Relations have been on the decline since the US pulled its ambassador and imposed economic sanctions on Syria in 2005, following the assassination of Rafiq al-Hariri, the then-Lebanese prime minister.

Unlike his rival John McCain, Obama was notably silent about the US attacks in the country’s east, which Syrian officials say killed eight civilians 10 days before the elections.

Obama has vowed to break the diplomatic silence with America’s enemies, but he made little direct mention of Syria during his election campaign other than to condemn the country’s alleged support for Hezbollah.

Israel support

In search of a younger, hipper crowd closer to the type that campaigned so fervently for Obama in the US, I headed to the downtown districts.

Iyad Jazaarly, 25, a theatre director, is spending his Friday afternoon at a popular café in a cobble-stoned alley in Suq Saruja.

“The problem isn’t about who arrives in the White House; the problem is the White House itself,” Jazaarly says.
 
“Whenever a new president comes to the White House, America doesn’t change its policy toward the Arabs,” he says.

“And the presidents always support Israel.”

The café owner chimes in.

“No person can become the president of America without submitting to the Israeli lobby,” says Firas Abdul Rizaaq, 34.

“Obama supports Israel just like every other American president.”

It is here that Obama has failed the most basic litmus test of ordinary Syrians, who tend to place more weight on US relations with Israel than with their own country. 

Many of Obama’s advisors support talks between Syria and Israel that could see the Golan Heights – seized by Israel in the 1967 Six Day War – returned to Syria.

The incoming US president also says he will prioritise a two-state solution to the Israeli-Palestinian conflict.

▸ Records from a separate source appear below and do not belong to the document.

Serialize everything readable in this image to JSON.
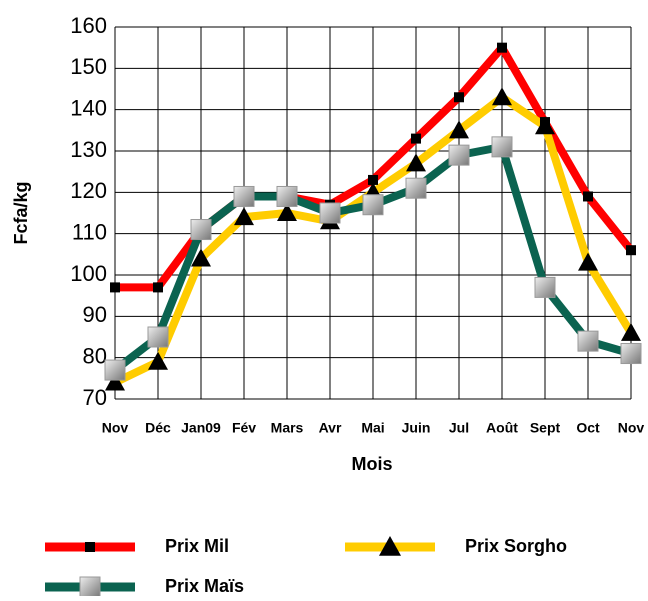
{
  "chart_data": {
    "type": "line",
    "x_label": "Mois",
    "y_label": "Fcfa/kg",
    "categories": [
      "Nov",
      "Déc",
      "Jan09",
      "Fév",
      "Mars",
      "Avr",
      "Mai",
      "Juin",
      "Jul",
      "Août",
      "Sept",
      "Oct",
      "Nov"
    ],
    "series": [
      {
        "name": "Prix Mil",
        "color": "#ff0000",
        "marker": "square",
        "values": [
          97,
          97,
          111,
          119,
          119,
          117,
          123,
          133,
          143,
          155,
          137,
          119,
          106
        ]
      },
      {
        "name": "Prix Sorgho",
        "color": "#ffcc00",
        "marker": "triangle",
        "values": [
          74,
          79,
          104,
          114,
          115,
          113,
          120,
          127,
          135,
          143,
          136,
          103,
          86
        ]
      },
      {
        "name": "Prix Maïs",
        "color": "#0b6350",
        "marker": "grey-square",
        "values": [
          77,
          85,
          111,
          119,
          119,
          115,
          117,
          121,
          129,
          131,
          97,
          84,
          81
        ]
      }
    ],
    "ylim": [
      70,
      160
    ],
    "yticks": [
      70,
      80,
      90,
      100,
      110,
      120,
      130,
      140,
      150,
      160
    ],
    "grid": true,
    "legend": "bottom"
  }
}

However, his promise to increase economic and military assistance to Tel Aviv does not seem to be winning him many friends here, where people regularly and fervently condemn what they say is Israel’s unjust occupation of Palestinian lands.

Nothing will change

To get a sense of what Syria’s more than 400,000 Palestinian refugees think of Obama, Al Jazeera visited Yarmouk, a refugee camp first established in 1967 that has turned into a rowdy suburb of cement block apartment buildings.

In one house, people swill araq, Syria’s licorice-flavoured firewater, and talk about music and politics.

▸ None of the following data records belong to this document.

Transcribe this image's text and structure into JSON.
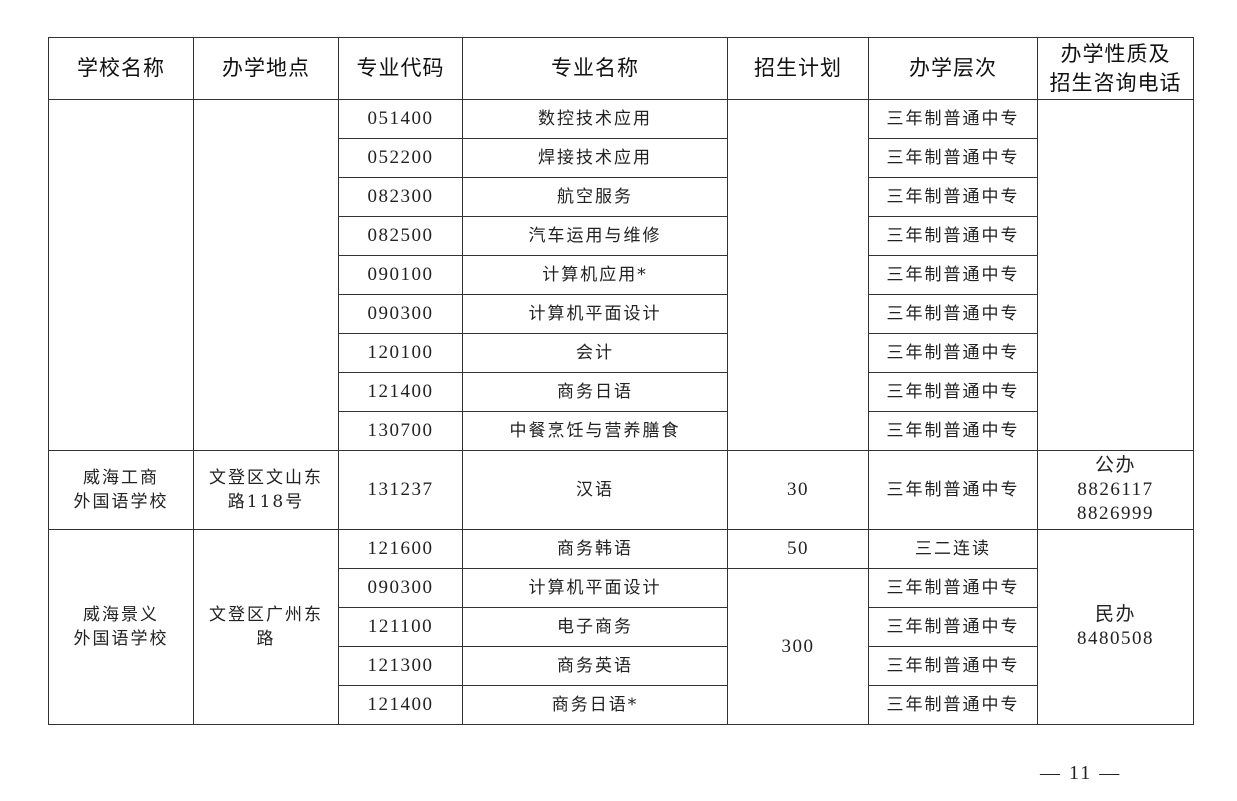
{
  "headers": [
    "学校名称",
    "办学地点",
    "专业代码",
    "专业名称",
    "招生计划",
    "办学层次",
    "办学性质及\n招生咨询电话"
  ],
  "groups": [
    {
      "school": "",
      "location": "",
      "nature": [],
      "rows": [
        {
          "code": "051400",
          "name": "数控技术应用",
          "level": "三年制普通中专",
          "plan": ""
        },
        {
          "code": "052200",
          "name": "焊接技术应用",
          "level": "三年制普通中专"
        },
        {
          "code": "082300",
          "name": "航空服务",
          "level": "三年制普通中专"
        },
        {
          "code": "082500",
          "name": "汽车运用与维修",
          "level": "三年制普通中专"
        },
        {
          "code": "090100",
          "name": "计算机应用*",
          "level": "三年制普通中专"
        },
        {
          "code": "090300",
          "name": "计算机平面设计",
          "level": "三年制普通中专"
        },
        {
          "code": "120100",
          "name": "会计",
          "level": "三年制普通中专"
        },
        {
          "code": "121400",
          "name": "商务日语",
          "level": "三年制普通中专"
        },
        {
          "code": "130700",
          "name": "中餐烹饪与营养膳食",
          "level": "三年制普通中专"
        }
      ]
    },
    {
      "school": "威海工商\n外国语学校",
      "location": "文登区文山东\n路118号",
      "nature": [
        "公办",
        "8826117",
        "8826999"
      ],
      "rows": [
        {
          "code": "131237",
          "name": "汉语",
          "level": "三年制普通中专",
          "plan": "30"
        }
      ]
    },
    {
      "school": "威海景义\n外国语学校",
      "location": "文登区广州东\n路",
      "nature": [
        "民办",
        "8480508"
      ],
      "rows": [
        {
          "code": "121600",
          "name": "商务韩语",
          "level": "三二连读",
          "plan": "50"
        },
        {
          "code": "090300",
          "name": "计算机平面设计",
          "level": "三年制普通中专",
          "plan": "300"
        },
        {
          "code": "121100",
          "name": "电子商务",
          "level": "三年制普通中专"
        },
        {
          "code": "121300",
          "name": "商务英语",
          "level": "三年制普通中专"
        },
        {
          "code": "121400",
          "name": "商务日语*",
          "level": "三年制普通中专"
        }
      ]
    }
  ],
  "page_number": "— 11 —"
}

When Obama’s victory comes up, Mazen Rabia, a Syrian-born Palestinian playwright, scoffs.

Obama may soon be president, but the Palestinians in Syria and other Arab countries will not be going home any time soon, he says.

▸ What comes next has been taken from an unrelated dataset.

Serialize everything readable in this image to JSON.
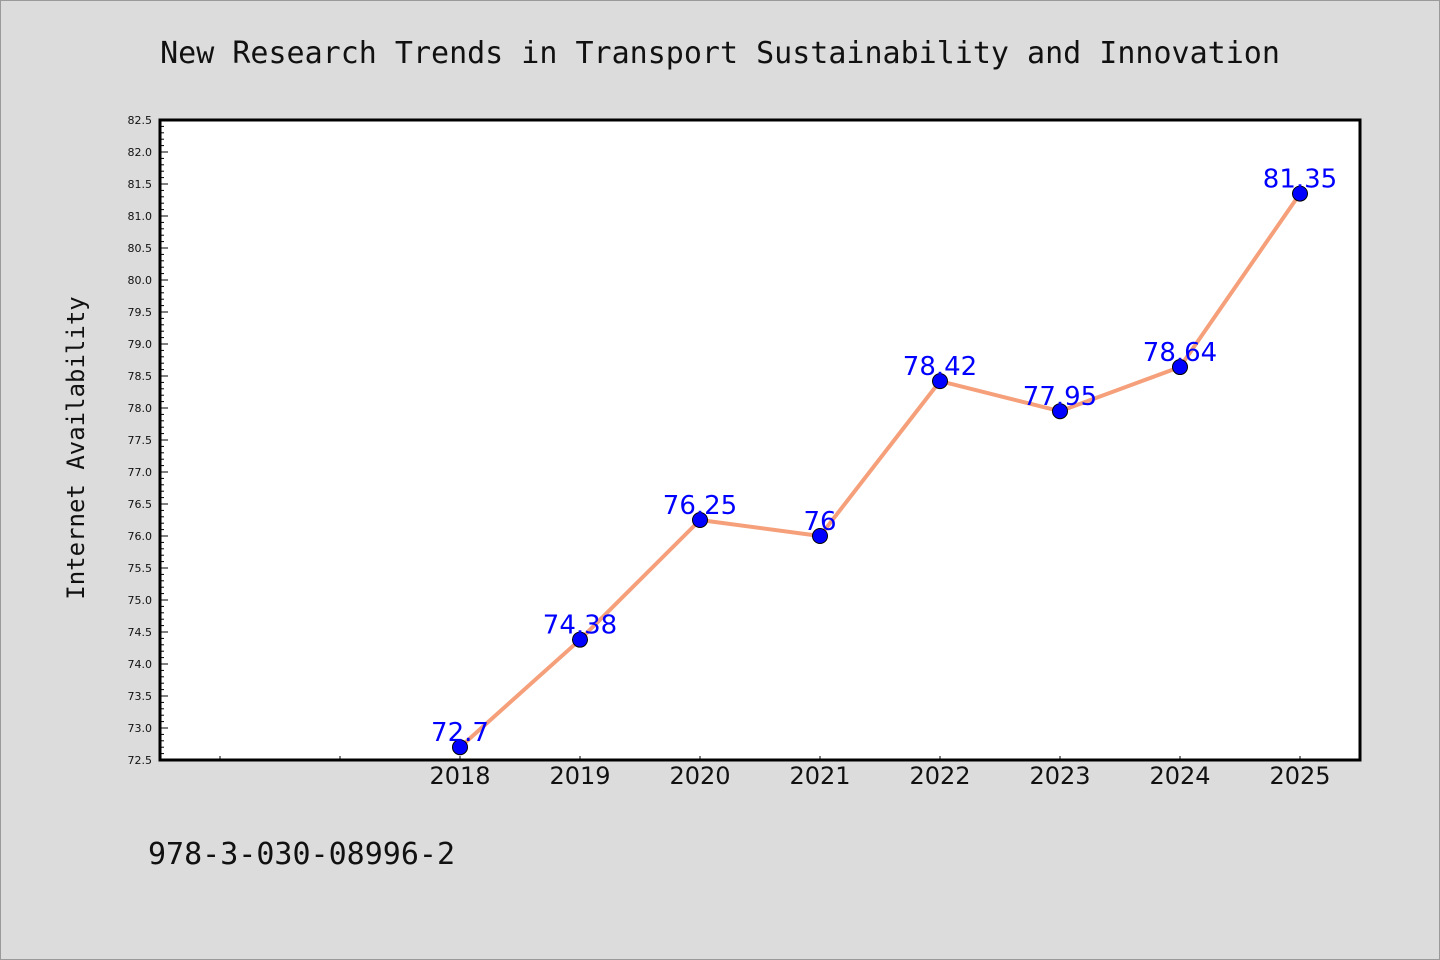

“For me, nothing will change. I will still be drinking araq, I will still be stuck in Syria, and America will still be a problem.”

“The Americans will still be financing the separation wall in Palestine,” he adds.

Damascus’ newer refugee population, made up of some one million Iraqis, is just as cynical.

“Obama is a politician and politicians say nice things,” says an Iraqi sandwich seller on Iraq Street in Damascus’ Seyyida Zainab suburb. “But we still don’t know what he is going to do.”

“It’s good that he is black though,” he adds in an unusual note of optimism. “At least he won’t be racist.”

‘A symbolic position’

Down the street, I meet with Rassam al-Mawaani in a hotel garden. Al-Mawaani is the cultural advisor of the Sadrist movement, led by the anti-US cleric who commands the allegiance of thousands of poor Iraqi Shia and many refugees in Damascus.

“We believe that the position of the US president is a symbolic one,” he says.

“The conflict between American political parties isn’t around what the aims of US foreign policy should be. The conflict is around the method of implementing the American political agenda, which is controlled by corporations and the Zionist lobby.”

Americans might be excited about Obama’s promises to change America’s image in the world, but al-Mawaani, like nearly everyone else in Damascus, is not buying it.

“America didn’t come all this way to end a dictatorship and leave,” Al-Mawaani says of US military presence in Iraq.

“There are many financial and political interests at stake. Obama isn’t going to change that. He is just a new face.”